Bruxelles met le turbo dans la lutte contre le blanchiment, évalué à 1% du PIB européen par an

La Commission européenne propose un nouveau paquet législatif pour renforcer la lutte contre le blanchiment des capitaux et le financement du terrorisme. Parmi les mesures phares, la création, d’ici 2024, d’une agence européenne de supervision dans ce domaine. Des textes réglementaires, qui s’imposent aux États membres, sont également prévus pour mieux harmoniser les règles européennes et intégrer les cryptoactifs dans le dispositif.
La Commission européenne souhaite harmoniser les règles anti-blanchiment dans les différents États membres.
La Commission européenne souhaite harmoniser les règles anti-blanchiment dans les différents États membres. (Crédits : Yves Herman)

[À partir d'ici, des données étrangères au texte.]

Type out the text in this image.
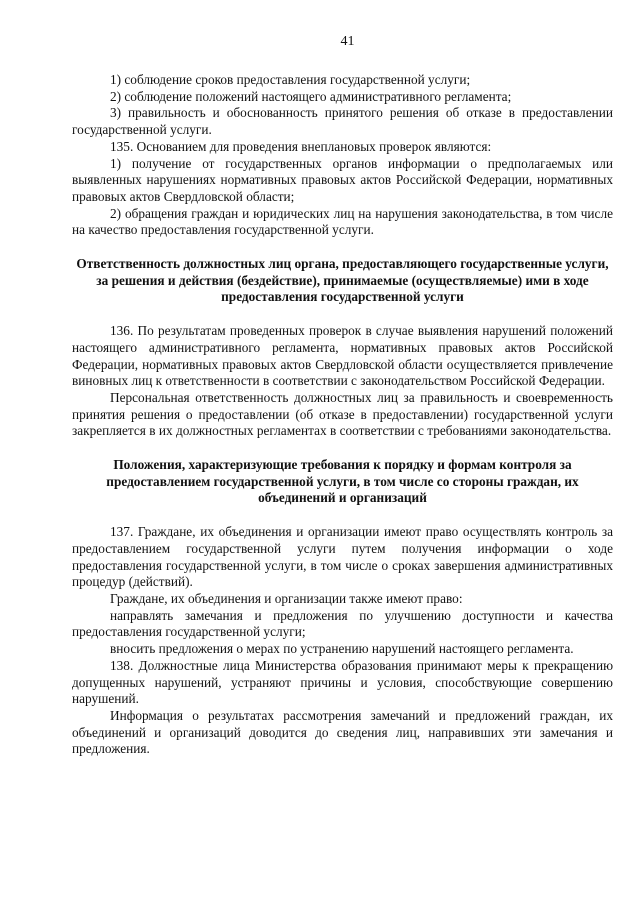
41

1) соблюдение сроков предоставления государственной услуги;

2) соблюдение положений настоящего административного регламента;

3) правильность и обоснованность принятого решения об отказе в предоставлении государственной услуги.

135. Основанием для проведения внеплановых проверок являются:

1) получение от государственных органов информации о предполагаемых или выявленных нарушениях нормативных правовых актов Российской Федерации, нормативных правовых актов Свердловской области;

2) обращения граждан и юридических лиц на нарушения законодательства, в том числе на качество предоставления государственной услуги.

Ответственность должностных лиц органа, предоставляющего государственные услуги, за решения и действия (бездействие), принимаемые (осуществляемые) ими в ходе предоставления государственной услуги

136. По результатам проведенных проверок в случае выявления нарушений положений настоящего административного регламента, нормативных правовых актов Российской Федерации, нормативных правовых актов Свердловской области осуществляется привлечение виновных лиц к ответственности в соответствии с законодательством Российской Федерации.

Персональная ответственность должностных лиц за правильность и своевременность принятия решения о предоставлении (об отказе в предоставлении) государственной услуги закрепляется в их должностных регламентах в соответствии с требованиями законодательства.

Положения, характеризующие требования к порядку и формам контроля за предоставлением государственной услуги, в том числе со стороны граждан, их объединений и организаций

137. Граждане, их объединения и организации имеют право осуществлять контроль за предоставлением государственной услуги путем получения информации о ходе предоставления государственной услуги, в том числе о сроках завершения административных процедур (действий).

Граждане, их объединения и организации также имеют право:

направлять замечания и предложения по улучшению доступности и качества предоставления государственной услуги;

вносить предложения о мерах по устранению нарушений настоящего регламента.

138. Должностные лица Министерства образования принимают меры к прекращению допущенных нарушений, устраняют причины и условия, способствующие совершению нарушений.

Информация о результатах рассмотрения замечаний и предложений граждан, их объединений и организаций доводится до сведения лиц, направивших эти замечания и предложения.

C'est un pas de géant dans la lutte contre le blanchiment des capitaux et le financement du terrorisme (LBC-FT) que souhaite faire la Commission européenne. Malgré une législation déjà (en théorie) restrictive, les activités financières douteuses sont toujours estimées à 1% du PIB européen, soit environ 130 milliards d'euros chaque année, selon Europol. D'ailleurs, la Commission vient d'être sévèrement critiquée par la Cour des comptes européenne sur le manque d'efficacité de ses directives.

Ainsi, à peine la cinquième directive européenne sur le sujet entré en application, Bruxelles a annoncé, mardi 20 juillet, un nouveau paquet législatif qui comprend à la fois une nouvelle directive et deux nouveaux règlements européens, qui s'imposeront directement aux États membres.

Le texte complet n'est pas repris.